Агата повернулась ко мне. Глазки ее озорно светились.
— По моему знаку зададите мне этот же вопрос — но громко. Хорошо?
— Ну…
Она поманила меня за собой и быстро пошла к трапу. Мы спустились палубой ниже, прошли немного к корме и остановились напротив шлюпки, издававшей звуки. Агата махнула мне рукой.
— А где же действительно мадам Луиза?! — громко, как на сомалийском базаре, закричал я.
— Эта старая французская мымра? — в тон мне закричала Агата. — Да ее отсутствия не заметил даже ее собственный муженек!
Шлюпка накренилась. Агата схватила меня за руку, и мы, как нашкодившие гимназисты,, бросились к ресторану. Мы еще не добежали, когда оркестр скомкал и оборвал мелодию:
— Вот вам и следующий, — сказал я.
В зале загорались люстры, публика устремлялась к центру зала, где немец-репортер размахивал, как знаменем, мокрым снимком.
— Маньяк! — кричал кто-то. — На корабле маньяк!
Таща за собой Агату, я протолкался к немцу. На снимке было несколько пассажиров, в том числе мадам Луиза; они весело улыбались, освещенные солнцем, а за их спинами на белой надстройке лежала тень: скособоченный силуэт человека с занесенным над головой пожарным топором…

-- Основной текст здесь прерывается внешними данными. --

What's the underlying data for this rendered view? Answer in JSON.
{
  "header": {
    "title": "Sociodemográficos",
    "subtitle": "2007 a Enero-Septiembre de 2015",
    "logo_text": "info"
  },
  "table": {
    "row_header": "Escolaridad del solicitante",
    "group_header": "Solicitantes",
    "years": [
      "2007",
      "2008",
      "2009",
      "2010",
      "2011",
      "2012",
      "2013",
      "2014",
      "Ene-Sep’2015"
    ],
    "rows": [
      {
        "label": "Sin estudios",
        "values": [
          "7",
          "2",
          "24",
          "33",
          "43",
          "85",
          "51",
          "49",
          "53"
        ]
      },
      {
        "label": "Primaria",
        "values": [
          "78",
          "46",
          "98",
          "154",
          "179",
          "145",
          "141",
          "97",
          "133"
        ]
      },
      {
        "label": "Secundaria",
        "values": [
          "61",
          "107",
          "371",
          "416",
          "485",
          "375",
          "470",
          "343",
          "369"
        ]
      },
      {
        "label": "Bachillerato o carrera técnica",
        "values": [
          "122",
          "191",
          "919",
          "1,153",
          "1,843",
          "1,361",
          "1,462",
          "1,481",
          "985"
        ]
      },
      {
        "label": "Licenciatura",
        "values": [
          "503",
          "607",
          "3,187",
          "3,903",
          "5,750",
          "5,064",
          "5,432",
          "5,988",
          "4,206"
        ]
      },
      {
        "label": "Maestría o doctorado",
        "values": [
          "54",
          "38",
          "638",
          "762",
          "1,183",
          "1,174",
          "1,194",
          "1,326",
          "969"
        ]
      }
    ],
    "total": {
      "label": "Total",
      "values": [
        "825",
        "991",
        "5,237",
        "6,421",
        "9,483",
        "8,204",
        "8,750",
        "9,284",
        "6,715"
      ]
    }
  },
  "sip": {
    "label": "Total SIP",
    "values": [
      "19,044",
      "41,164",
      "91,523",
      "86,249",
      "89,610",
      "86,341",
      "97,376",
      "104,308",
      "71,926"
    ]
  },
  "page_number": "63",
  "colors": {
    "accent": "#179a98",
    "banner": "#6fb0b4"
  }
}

Все стихли. Пассажирский помощник начал, заикаясь и путаясь, говорить что-то успокаивающее, но его прервал резкий властный голос:
— Какая блядь назвала меня старой мымрой?!
Агата тихо ойкнула и спряталась за меня.
В дверях стоял пьяный и растерзанный греческий принц с тусклым огнем в глазах, а на шее его висела, как очень большой и мятый галстук, мадам Луиза…

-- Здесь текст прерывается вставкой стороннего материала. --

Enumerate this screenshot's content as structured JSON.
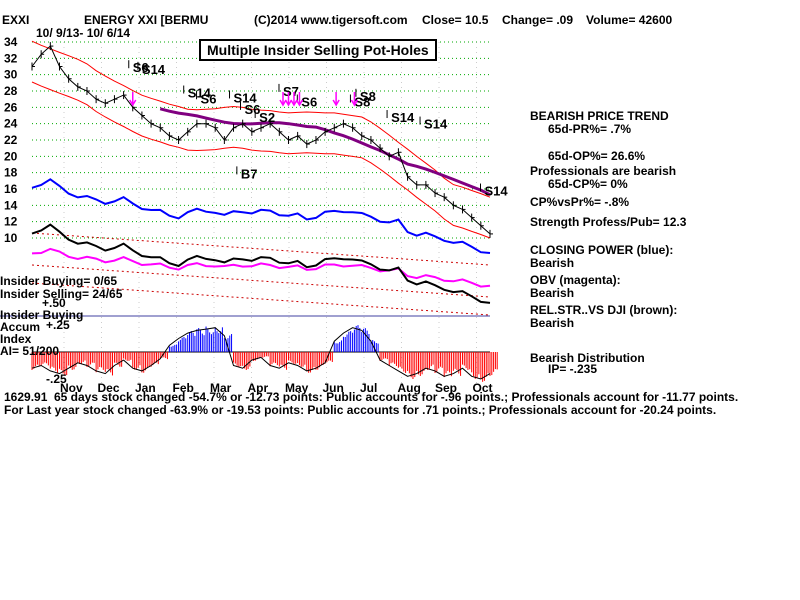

И вот здесь, господа, уже не в первый раз меня восхитили англичане. Ведь что бы сделали русские? Побили бы сначала принца, а потом бедняжку Агату. Или наоборот: сначала Агату, а потом принца. И долго бы потом мучились от осознания подлости бытия. Что бы сделали гордые французы? Часть их попортила бы прическу мадам, а оратор-аматер часа два без перерыва обличал бы гнусный порок, — меж тем как вторая часть тихонечко бы увлекла мадам в более надежное место. Что бы сделали немцы? Засадили бы парочку в разные — подчеркиваю, разные! — канатные ящики, а прочую публику разогнали по каютам.